Microsoft is pinning its hopes on in-game advertising as a future moneymaker for the company across not just Xbox Live, but also MSN, Windows Live and other Microsoft properties.
Microsoft acquired in May 2006 Massive Inc., one of the leaders in in-game advertising market. Katherine Hays, a senior director with Microsoft's platform and services division -- and the co-founder of Massive -- offered Wall Street analysts and other interested parties an update on what Microsoft has been up to in this space, via a Web-conference meeting on March 15.
Microsoft has made no bones about the fact that it is expecting a combination of ads and subscription revenues to fuel its company-wide "Live" software + services strategy.
Massive, a startup that specializes in placing advertising into videogames, is one of Microsoft's secret weapons on the consumer side of this space.
Via in-game advertising, major advertisers, ranging from Coca-Cola to Fox News, can have ads for their products and services inserted right into videogames so that they will appear a natural part of a game scene. The CPM (cost per thousand impressions) rate for these ads is at a premium because they reach a hard-to-attract demographic -- males between the ages of 18 and 34. And unlike TV ads, in-game ads cannot be skipped over or time-shifted, giving advertisers a truly captive audience.
Hays cited Yankee Group-Parks Associates data from January 2007 in claiming the in-game advertising market as being worth $589 million by 2010.
Hays told March 15 conference-call participants that her division currently has more than 200 active ad campaigns running across 53 game titles. She said Microsoft expects to have in-game advertisements in place in more than 100 game titles before the end of 2007. Massive has relationships with more than 100 "blue-chip" advertisers, Hays said, including the likes of ABC, TMobile, Gillette and TLC.
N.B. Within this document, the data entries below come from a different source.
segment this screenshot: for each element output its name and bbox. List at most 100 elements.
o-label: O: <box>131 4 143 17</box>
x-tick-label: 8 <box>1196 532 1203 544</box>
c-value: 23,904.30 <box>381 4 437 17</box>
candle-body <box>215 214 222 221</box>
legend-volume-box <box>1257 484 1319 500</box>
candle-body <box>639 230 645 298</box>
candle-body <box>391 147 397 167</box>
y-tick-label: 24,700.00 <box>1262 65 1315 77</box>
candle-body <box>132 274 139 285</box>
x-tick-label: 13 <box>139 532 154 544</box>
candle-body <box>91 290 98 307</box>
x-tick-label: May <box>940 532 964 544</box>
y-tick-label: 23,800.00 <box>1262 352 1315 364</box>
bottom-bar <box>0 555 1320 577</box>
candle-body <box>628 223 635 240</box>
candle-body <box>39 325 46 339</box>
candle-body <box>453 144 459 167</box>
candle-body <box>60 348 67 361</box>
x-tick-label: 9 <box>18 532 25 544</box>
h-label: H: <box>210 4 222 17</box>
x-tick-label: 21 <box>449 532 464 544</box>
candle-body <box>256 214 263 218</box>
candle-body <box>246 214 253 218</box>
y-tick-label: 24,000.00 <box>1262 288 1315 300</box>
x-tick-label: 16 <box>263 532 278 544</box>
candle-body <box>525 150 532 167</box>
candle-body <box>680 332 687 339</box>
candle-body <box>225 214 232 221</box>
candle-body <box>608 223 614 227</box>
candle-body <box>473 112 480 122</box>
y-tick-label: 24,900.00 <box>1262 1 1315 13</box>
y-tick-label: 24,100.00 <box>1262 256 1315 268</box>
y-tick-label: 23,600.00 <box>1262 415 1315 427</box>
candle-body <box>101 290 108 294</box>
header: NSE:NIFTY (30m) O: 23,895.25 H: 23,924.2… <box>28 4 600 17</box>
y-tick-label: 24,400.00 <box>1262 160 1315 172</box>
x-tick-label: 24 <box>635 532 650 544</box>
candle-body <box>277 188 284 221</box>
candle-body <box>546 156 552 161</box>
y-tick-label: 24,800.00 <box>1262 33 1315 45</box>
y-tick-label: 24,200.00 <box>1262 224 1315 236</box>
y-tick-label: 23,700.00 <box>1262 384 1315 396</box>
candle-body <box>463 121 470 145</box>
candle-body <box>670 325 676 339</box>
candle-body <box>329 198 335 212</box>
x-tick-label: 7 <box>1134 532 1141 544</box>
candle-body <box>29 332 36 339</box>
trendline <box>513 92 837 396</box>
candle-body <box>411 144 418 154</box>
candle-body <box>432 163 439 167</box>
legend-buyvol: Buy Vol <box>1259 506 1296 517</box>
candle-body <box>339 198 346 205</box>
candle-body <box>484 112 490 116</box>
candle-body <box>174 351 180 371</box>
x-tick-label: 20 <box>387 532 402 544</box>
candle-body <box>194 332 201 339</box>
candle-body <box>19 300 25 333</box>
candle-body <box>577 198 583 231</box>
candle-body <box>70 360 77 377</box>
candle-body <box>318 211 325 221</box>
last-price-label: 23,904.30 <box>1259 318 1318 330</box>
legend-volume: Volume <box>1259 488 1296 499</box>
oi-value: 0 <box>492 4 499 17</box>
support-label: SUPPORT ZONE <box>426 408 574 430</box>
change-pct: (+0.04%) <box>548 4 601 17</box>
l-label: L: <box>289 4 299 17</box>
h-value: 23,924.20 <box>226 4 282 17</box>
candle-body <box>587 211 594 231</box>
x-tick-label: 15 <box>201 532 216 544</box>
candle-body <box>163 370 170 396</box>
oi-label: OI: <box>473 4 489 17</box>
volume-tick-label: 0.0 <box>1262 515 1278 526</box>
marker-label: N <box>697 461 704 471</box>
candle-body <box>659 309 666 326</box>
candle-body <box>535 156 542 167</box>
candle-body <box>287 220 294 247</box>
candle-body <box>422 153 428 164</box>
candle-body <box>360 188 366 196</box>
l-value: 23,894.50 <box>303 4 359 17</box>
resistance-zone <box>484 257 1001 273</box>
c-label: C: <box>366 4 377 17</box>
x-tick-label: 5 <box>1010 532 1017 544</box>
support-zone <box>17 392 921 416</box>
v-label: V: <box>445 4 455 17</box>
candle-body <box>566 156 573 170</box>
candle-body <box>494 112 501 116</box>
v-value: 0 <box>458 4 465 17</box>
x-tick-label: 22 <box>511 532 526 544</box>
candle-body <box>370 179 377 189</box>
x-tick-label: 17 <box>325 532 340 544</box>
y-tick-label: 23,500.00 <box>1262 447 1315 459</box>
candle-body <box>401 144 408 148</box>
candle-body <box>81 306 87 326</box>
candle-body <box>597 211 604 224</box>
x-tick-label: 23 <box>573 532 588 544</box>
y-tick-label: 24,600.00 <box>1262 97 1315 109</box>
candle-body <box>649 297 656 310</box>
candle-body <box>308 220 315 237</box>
In-game ads give Microsoft access to three potential customer segments: Game publishers, advertisers and gamers themselves, Hays said. Massive, and now Microsoft, is focusing on three types of ad units: 2D dynamic ads; 2D video ads; and interactive ads, she said.
"Games fit within Microsoft's broad advertising strategy," Hays said.
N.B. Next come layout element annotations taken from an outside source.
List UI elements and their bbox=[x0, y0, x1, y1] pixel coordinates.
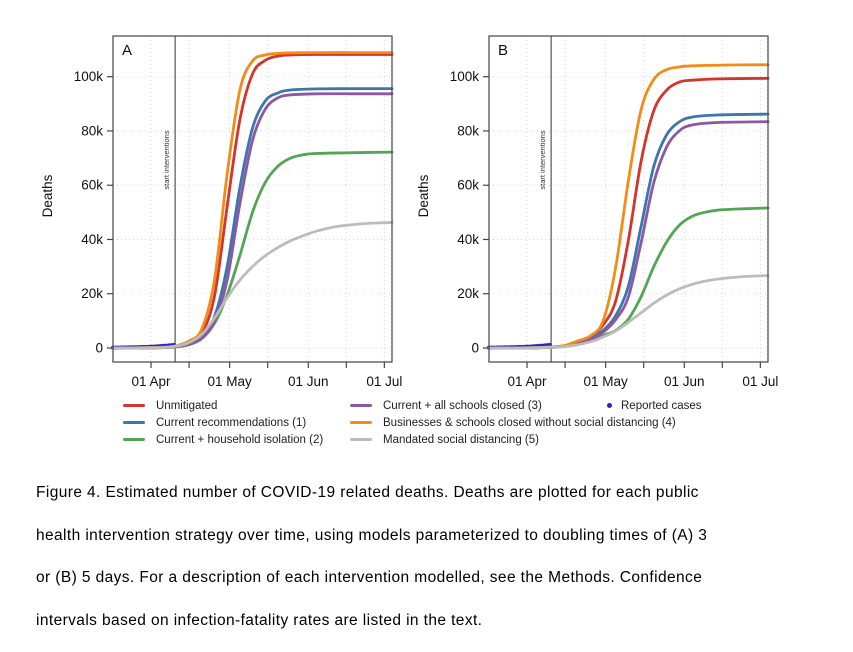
caption-line: health intervention strategy over time, … bbox=[36, 526, 708, 544]
legend-label: Current + household isolation (2) bbox=[156, 433, 324, 446]
y-axis: 0 20k 40k 60k 80k 100k bbox=[450, 69, 489, 356]
y-tick-label: 60k bbox=[457, 178, 479, 193]
legend-line-swatch bbox=[123, 420, 145, 425]
y-tick-label: 40k bbox=[457, 232, 479, 247]
plot-box bbox=[112, 35, 393, 363]
legend-item-unmitigated: Unmitigated bbox=[123, 397, 323, 414]
x-axis: 01 Apr 01 May 01 Jun 01 Jul bbox=[508, 362, 778, 389]
y-tick-label: 0 bbox=[471, 341, 479, 356]
x-tick-label: 01 Jul bbox=[742, 374, 778, 389]
legend-item-current-all-schools-closed-3: Current + all schools closed (3) bbox=[350, 397, 676, 414]
legend-line-swatch bbox=[350, 420, 372, 425]
panel-b-series-mandated-social-distancing-5 bbox=[487, 274, 770, 350]
legend-label: Reported cases bbox=[621, 399, 702, 412]
x-tick-label: 01 Jun bbox=[664, 374, 705, 389]
legend-label: Current recommendations (1) bbox=[156, 416, 307, 429]
legend-label: Current + all schools closed (3) bbox=[383, 399, 542, 412]
legend-label: Unmitigated bbox=[156, 399, 218, 412]
panel-b-series-businesses-schools-closed-without-social-distancing-4 bbox=[487, 63, 770, 350]
y-tick-label: 80k bbox=[81, 123, 103, 138]
legend-item-mandated-social-distancing-5: Mandated social distancing (5) bbox=[350, 431, 676, 448]
x-tick-label: 01 Jun bbox=[288, 374, 329, 389]
plot-box bbox=[488, 35, 769, 363]
x-axis: 01 Apr 01 May 01 Jun 01 Jul bbox=[132, 362, 402, 389]
legend-label: Mandated social distancing (5) bbox=[383, 433, 539, 446]
y-axis-title: Deaths bbox=[416, 174, 431, 217]
gridlines bbox=[113, 36, 392, 362]
panel-a-series-mandated-social-distancing-5 bbox=[111, 221, 394, 350]
y-tick-label: 60k bbox=[81, 178, 103, 193]
start-interventions-label: start interventions bbox=[162, 130, 171, 189]
panel-a-series-current-household-isolation-2 bbox=[111, 150, 394, 350]
y-tick-label: 20k bbox=[457, 286, 479, 301]
legend-line-swatch bbox=[123, 403, 145, 408]
y-tick-label: 100k bbox=[450, 69, 480, 84]
legend-column: Current + all schools closed (3) Business… bbox=[350, 397, 676, 448]
x-tick-label: 01 May bbox=[584, 374, 629, 389]
y-tick-label: 80k bbox=[457, 123, 479, 138]
caption-line: or (B) 5 days. For a description of each… bbox=[36, 569, 703, 586]
legend-dot-swatch bbox=[604, 403, 614, 408]
legend-column: Unmitigated Current recommendations (1) Cu… bbox=[123, 397, 323, 448]
panel-b-series-unmitigated bbox=[487, 76, 770, 350]
gridlines bbox=[489, 36, 768, 362]
y-axis: 0 20k 40k 60k 80k 100k bbox=[74, 69, 113, 356]
x-tick-label: 01 Jul bbox=[366, 374, 402, 389]
legend-line-swatch bbox=[350, 437, 372, 442]
legend-column: Reported cases bbox=[604, 397, 702, 414]
y-tick-label: 100k bbox=[74, 69, 104, 84]
x-tick-label: 01 May bbox=[208, 374, 253, 389]
legend-item-current-recommendations-1: Current recommendations (1) bbox=[123, 414, 323, 431]
x-tick-label: 01 Apr bbox=[508, 374, 548, 389]
legend-item-current-household-isolation-2: Current + household isolation (2) bbox=[123, 431, 323, 448]
y-tick-label: 20k bbox=[81, 286, 103, 301]
legend-line-swatch bbox=[350, 403, 372, 408]
legend-item-businesses-schools-closed-without-social-distancing-4: Businesses & schools closed without soci… bbox=[350, 414, 676, 431]
panel-a-series-current-recommendations-1 bbox=[111, 87, 394, 350]
y-tick-label: 40k bbox=[81, 232, 103, 247]
figure-caption: Figure 4. Estimated number of COVID-19 r… bbox=[36, 472, 831, 642]
legend-label: Businesses & schools closed without soci… bbox=[383, 416, 676, 429]
x-tick-label: 01 Apr bbox=[132, 374, 172, 389]
legend-line-swatch bbox=[123, 437, 145, 442]
y-tick-label: 0 bbox=[95, 341, 103, 356]
panel-b-series-current-recommendations-1 bbox=[487, 112, 770, 350]
caption-line: intervals based on infection-fatality ra… bbox=[36, 611, 483, 629]
panel-letter: B bbox=[498, 42, 508, 59]
caption-line: Figure 4. Estimated number of COVID-19 r… bbox=[36, 484, 699, 501]
start-interventions-label: start interventions bbox=[538, 130, 547, 189]
y-axis-title: Deaths bbox=[40, 174, 55, 217]
panel-a-series-businesses-schools-closed-without-social-distancing-4 bbox=[111, 51, 394, 350]
panel-letter: A bbox=[122, 42, 132, 59]
legend-item-reported-cases: Reported cases bbox=[604, 397, 702, 414]
panel-a-series-unmitigated bbox=[111, 53, 394, 350]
The in-game ad market is small but fast growing. In addition to dynamic in-game ads, the potential space encompasses everything from gamer-focused Web sites, to so-called advergames, or games built to advertise a product.
Last year at the annual Microsoft Financial Analyst Meeting, Microsoft Chief Advertising Strategist Yusuf Mehdi showed off a demo of Massive's technology.
"If you think about the world between TV and PC, on PC they're very bland text ads, but you interact. On TV, you're in the 10-foot, and you're sitting back and you're watching, but you don't interact. Here you get the best of both," Mehdi told analysts. "Online gaming is a very hot area; between Xbox and the acquisition of Massive we really are the leader in this space, and they're going to drive very strongly."
Mehdi made it seem as though Massive's technology and Microsoft's adCenter advertising engine would be joined at the hip. But when asked on the March 15 call about integration with adCenter, Hays said, "No formal plan has been outlined at this point."
Hays also declined to comment on potential competition from AdScape, a company which sources have said Google may have acquired last month. AdScape is an in-game advertising vendor. Hays said that the Google acquisition still has yet to be confirmed and that even if the deal does come through, Massive has a two years of experience in the business.